JÉSSICA WELMA - E viveu lutando pelas mulheres, que é a linha que a senhora segue hoje na vida. 

Ela se dedicou à profissão e conseguiu superar o que toda mulher deseja, encontrar um amor. Uma vez eu perguntei a ela: “Vovó, a senhora nunca se apaixonou por outra pessoa, não?”. (Ela respondia:) “Minha filha, não podia, senão eu ia ficar mal falada”. “Vovó, nem quando a senhora viajou para visitar sua irmã no Rio de Janeiro?”. Ela tinha uma irmã no Rio de Janeiro. “A única coisa que aconteceu comigo foi que o capitão do navio que eu fui era muito bonito e a gente puxou uma conversa boa, mas depois que cheguei no Rio a gente não se falou mais”. Imagina quantos amores se foram por causa da moral. 

JÉSSICA WELMA - Hoje a senhora é conhecida por uma trajetória muito ligada à lei, à defesa das mulheres, mas, antes disso, nós temos a Maria da Penha que era estudante, farmacêutica, médica, teve esses planos que deram lugar a outra Maria da Penha. Na percepção da senhora, há duas “Marias da Penha” na sua história? 

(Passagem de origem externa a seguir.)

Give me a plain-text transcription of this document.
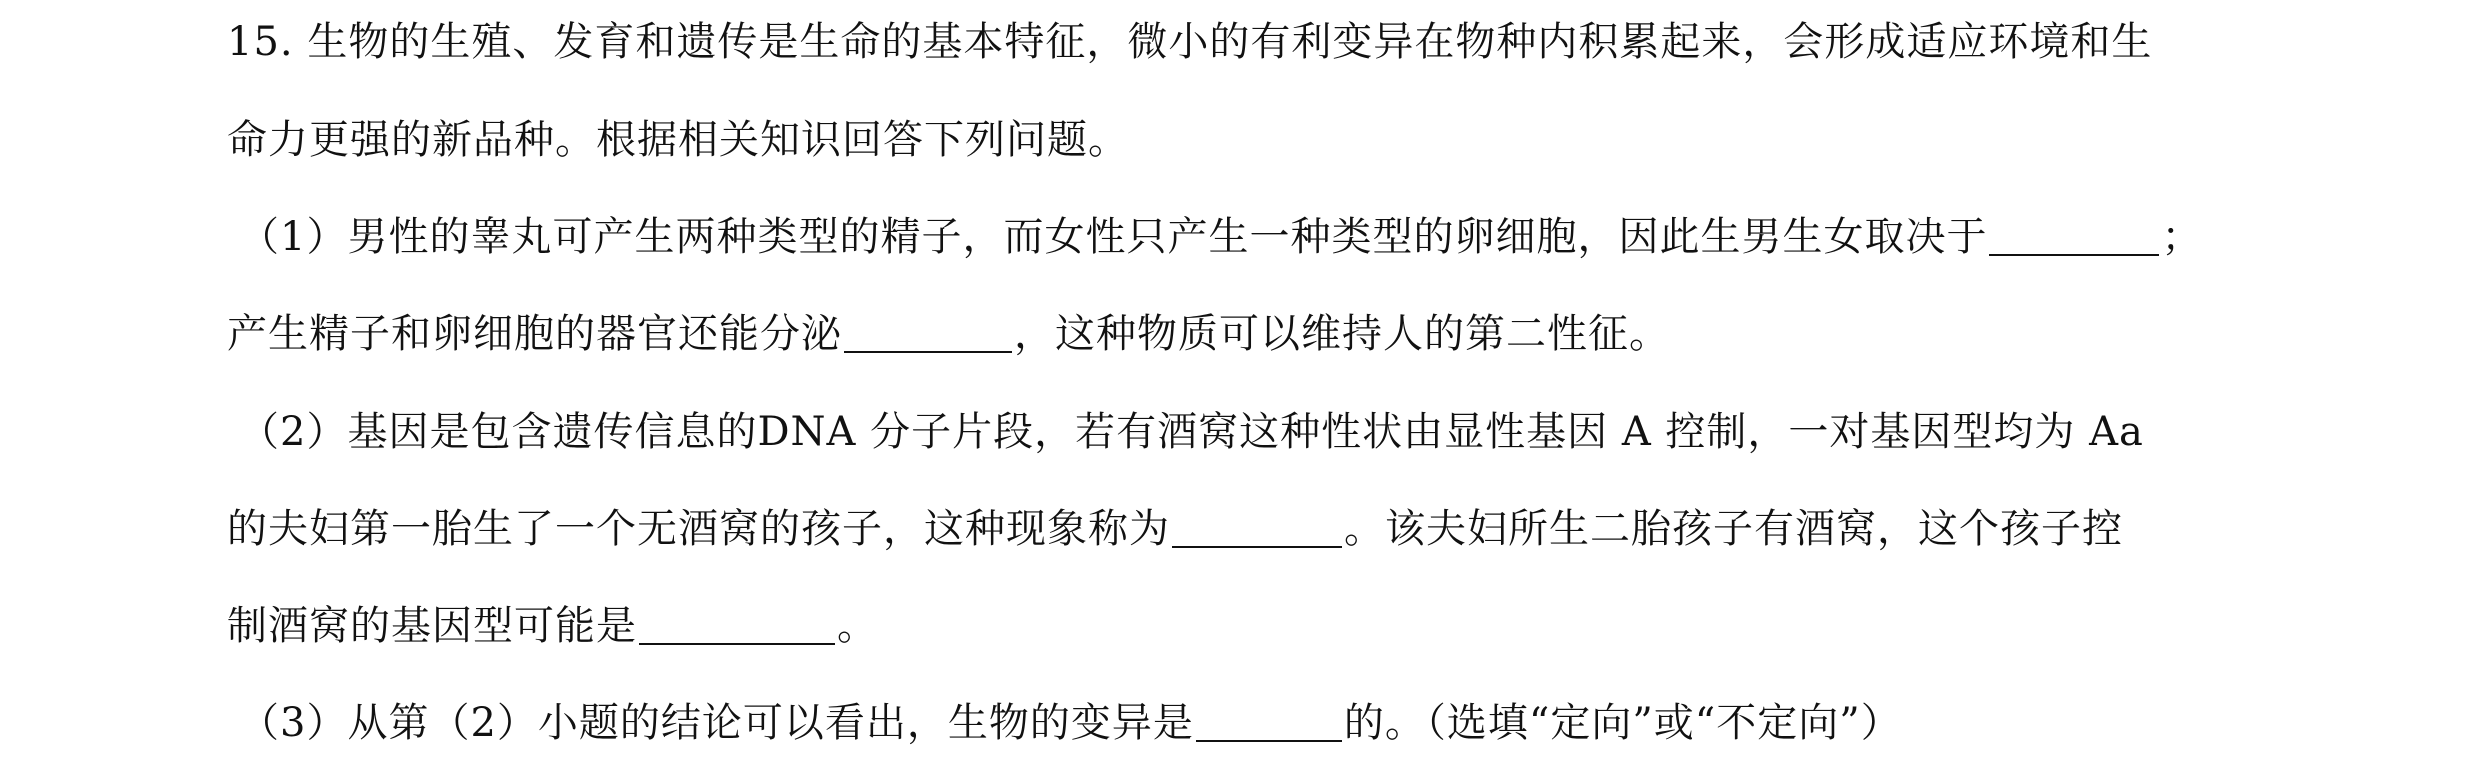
15. 生物的生殖、发育和遗传是生命的基本特征，微小的有利变异在物种内积累起来，会形成适应环境和生
命力更强的新品种。根据相关知识回答下列问题。
（1）男性的睾丸可产生两种类型的精子，而女性只产生一种类型的卵细胞，因此生男生女取决于	；
产生精子和卵细胞的器官还能分泌	，这种物质可以维持人的第二性征。
（2）基因是包含遗传信息的DNA 分子片段，若有酒窝这种性状由显性基因 A 控制，一对基因型均为 Aa
的夫妇第一胎生了一个无酒窝的孩子，这种现象称为	。该夫妇所生二胎孩子有酒窝，这个孩子控
制酒窝的基因型可能是	。
（3）从第（2）小题的结论可以看出，生物的变异是	的。（选填“定向”或“不定向”）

Meu pai era dentista, veio do Rio Grande do Norte, fazer mudança de faculdade aqui. Era também de uma família de agricultores, mas se formou e se fez aqui. Minha mãe era professora, tinha se formado. Quando eu nasci, a minha mãe decidiu não trabalhar mais porque queria se dedicar só aos filhos. (...) Eu tinha muita vontade de fazer uma profissão ligada à área da saúde, mas eu não queria ter relação com paciente. Não tinha coragem de fazer uma cirurgia, de tirar um dente. E a minha avó disse: ‘Minha filha, vá ser farmacêutica, você (fica) atrás de um balcão, dentro de um laboratório, você pode ajudar as pessoas’. Foi ela que me deu a ideia.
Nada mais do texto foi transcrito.